In response to a question, Netanyahu said that Israel has embarked on a gradual process of undoing the harm done by the 2005 unilateral Gaza withdrawal known as the Disengagement, which ended up allowing Hamas to take over Gaza. At the time, he noted, he had warned that the vacuum left behind by Israel would be filled by Hamas, which would turn Gaza into "Hamastan" and fire rockets into Israel. This is, in fact, is what took place, he added.
The current campaign is intended to achieve “an extended period of calm and security” for the citizens of Israel, and “to inflict serious damage” on terror infrastructures in Gaza, Netanyahu said.
Netanyahu made no mention of more ambitious aims, like completely annihilating Hamas's ability to attack Israel with missiles and tunnels, or unseating Hamas.
Earlier Sunday, in a CNN interview, Netanyahu said that the Gaza operation could be over "fairly quickly."
Defense Minister Moshe Yaalon said at the news conference that within "two or three days," the "lion's share" of Hamas's terror tunnels will have been destroyed.
He also explained that one of the reasons for Hamas's decision to escalate the situation recently was that its future "is not looking rosy" and that it has lost much of the support it used to enjoy in the Arab world.

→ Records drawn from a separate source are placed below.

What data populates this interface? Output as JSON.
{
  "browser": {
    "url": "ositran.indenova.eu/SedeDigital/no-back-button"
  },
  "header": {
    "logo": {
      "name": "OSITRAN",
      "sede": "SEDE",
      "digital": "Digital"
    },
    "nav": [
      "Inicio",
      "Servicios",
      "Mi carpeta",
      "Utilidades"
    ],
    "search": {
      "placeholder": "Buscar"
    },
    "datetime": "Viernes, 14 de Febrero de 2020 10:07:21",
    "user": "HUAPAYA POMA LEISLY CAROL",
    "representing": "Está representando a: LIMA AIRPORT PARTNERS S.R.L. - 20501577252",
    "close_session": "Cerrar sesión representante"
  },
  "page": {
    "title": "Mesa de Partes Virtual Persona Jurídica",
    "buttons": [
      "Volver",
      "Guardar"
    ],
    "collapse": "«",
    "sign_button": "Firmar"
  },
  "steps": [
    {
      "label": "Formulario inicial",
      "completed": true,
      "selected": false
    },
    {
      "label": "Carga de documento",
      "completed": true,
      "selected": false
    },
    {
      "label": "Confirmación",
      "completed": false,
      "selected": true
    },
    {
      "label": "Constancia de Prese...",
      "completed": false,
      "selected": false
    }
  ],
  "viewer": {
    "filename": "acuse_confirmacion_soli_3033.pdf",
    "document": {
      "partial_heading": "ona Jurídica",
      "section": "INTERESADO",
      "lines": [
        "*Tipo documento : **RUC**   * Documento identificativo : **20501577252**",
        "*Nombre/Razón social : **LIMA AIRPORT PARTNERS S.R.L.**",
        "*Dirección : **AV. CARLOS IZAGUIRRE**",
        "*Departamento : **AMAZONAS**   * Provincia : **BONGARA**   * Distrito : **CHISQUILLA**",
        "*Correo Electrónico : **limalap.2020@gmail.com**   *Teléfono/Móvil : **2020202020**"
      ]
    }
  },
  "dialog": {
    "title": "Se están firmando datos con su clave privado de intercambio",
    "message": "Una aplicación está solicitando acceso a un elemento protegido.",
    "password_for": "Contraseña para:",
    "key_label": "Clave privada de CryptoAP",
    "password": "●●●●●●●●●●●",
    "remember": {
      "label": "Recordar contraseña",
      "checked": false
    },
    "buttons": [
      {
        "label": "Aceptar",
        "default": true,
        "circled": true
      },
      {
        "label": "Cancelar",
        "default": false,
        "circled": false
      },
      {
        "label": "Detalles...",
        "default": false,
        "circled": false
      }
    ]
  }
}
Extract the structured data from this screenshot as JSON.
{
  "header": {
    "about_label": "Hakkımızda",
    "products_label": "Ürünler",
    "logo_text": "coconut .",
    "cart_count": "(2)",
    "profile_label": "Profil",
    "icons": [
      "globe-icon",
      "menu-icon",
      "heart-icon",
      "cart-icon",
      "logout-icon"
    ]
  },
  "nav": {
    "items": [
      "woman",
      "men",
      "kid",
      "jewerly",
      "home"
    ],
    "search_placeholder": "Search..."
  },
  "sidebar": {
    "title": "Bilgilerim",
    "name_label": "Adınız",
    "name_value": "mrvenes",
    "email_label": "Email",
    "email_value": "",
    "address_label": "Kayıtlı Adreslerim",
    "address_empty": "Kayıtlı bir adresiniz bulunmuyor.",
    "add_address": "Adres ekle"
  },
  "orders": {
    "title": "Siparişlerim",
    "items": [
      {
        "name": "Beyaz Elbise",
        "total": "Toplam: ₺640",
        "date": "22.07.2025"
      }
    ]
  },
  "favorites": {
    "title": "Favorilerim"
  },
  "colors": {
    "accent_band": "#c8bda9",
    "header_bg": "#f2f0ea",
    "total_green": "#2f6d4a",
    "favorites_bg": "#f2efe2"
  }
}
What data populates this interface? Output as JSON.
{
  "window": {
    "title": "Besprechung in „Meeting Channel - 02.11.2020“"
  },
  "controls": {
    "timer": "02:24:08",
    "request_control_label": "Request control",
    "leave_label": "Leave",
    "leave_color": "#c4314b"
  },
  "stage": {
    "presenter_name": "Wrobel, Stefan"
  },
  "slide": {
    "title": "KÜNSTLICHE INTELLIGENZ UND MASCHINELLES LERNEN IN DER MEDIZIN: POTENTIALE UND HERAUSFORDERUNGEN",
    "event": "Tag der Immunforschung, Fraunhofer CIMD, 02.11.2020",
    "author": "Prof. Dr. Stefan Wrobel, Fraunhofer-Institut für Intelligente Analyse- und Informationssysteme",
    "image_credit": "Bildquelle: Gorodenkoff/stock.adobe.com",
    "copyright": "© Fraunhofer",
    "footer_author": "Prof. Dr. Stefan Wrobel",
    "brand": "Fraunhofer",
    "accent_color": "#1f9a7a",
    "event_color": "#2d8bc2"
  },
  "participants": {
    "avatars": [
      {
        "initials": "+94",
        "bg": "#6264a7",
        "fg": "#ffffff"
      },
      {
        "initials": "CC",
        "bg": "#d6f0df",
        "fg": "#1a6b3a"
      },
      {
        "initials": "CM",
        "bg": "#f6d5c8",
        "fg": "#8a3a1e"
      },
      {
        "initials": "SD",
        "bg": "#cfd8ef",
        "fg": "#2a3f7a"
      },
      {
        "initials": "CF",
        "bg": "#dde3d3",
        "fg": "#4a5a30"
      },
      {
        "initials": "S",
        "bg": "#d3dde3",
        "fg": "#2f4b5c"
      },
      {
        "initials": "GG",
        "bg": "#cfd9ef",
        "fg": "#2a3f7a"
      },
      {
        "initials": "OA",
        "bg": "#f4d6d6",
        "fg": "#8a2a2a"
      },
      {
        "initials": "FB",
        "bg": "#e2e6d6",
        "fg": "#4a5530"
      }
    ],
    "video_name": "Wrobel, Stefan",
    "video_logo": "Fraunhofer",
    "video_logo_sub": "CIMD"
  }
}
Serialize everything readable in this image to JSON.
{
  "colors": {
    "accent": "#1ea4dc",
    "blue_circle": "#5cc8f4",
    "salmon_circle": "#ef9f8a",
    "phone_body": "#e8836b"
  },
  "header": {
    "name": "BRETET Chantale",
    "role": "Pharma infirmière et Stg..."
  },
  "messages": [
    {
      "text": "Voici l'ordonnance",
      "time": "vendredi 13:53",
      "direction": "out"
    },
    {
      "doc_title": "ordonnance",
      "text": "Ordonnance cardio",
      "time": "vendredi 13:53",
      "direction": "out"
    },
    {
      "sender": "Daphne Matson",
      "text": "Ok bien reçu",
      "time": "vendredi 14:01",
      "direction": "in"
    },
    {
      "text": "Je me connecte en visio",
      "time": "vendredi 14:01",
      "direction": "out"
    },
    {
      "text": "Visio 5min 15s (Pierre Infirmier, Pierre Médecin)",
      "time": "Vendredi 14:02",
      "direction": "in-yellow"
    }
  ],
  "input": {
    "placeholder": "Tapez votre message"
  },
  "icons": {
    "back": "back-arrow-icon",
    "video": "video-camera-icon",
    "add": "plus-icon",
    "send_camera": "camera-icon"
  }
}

The prime minister addressed the families of the soldiers killed in the operation. "No war is more just than the one in which your sons fell bravely,” he said. “We will complete the mission that they started. We will return quiet to the south and center and all parts of Israel.”
Netanyahu estimated that every Israeli watching him knows at least one person who is taking part in the fighting. “We must stand together, united,” he said. “We must be strong in difficult days like this, and in the days that may yet come. We are in a war for our home.”
Netanyahu said that the operation has received "very strong" international backing because of the way Israel approached the campaign, including its initial willingness to accept a ceasefire, which was rejected by Hamas.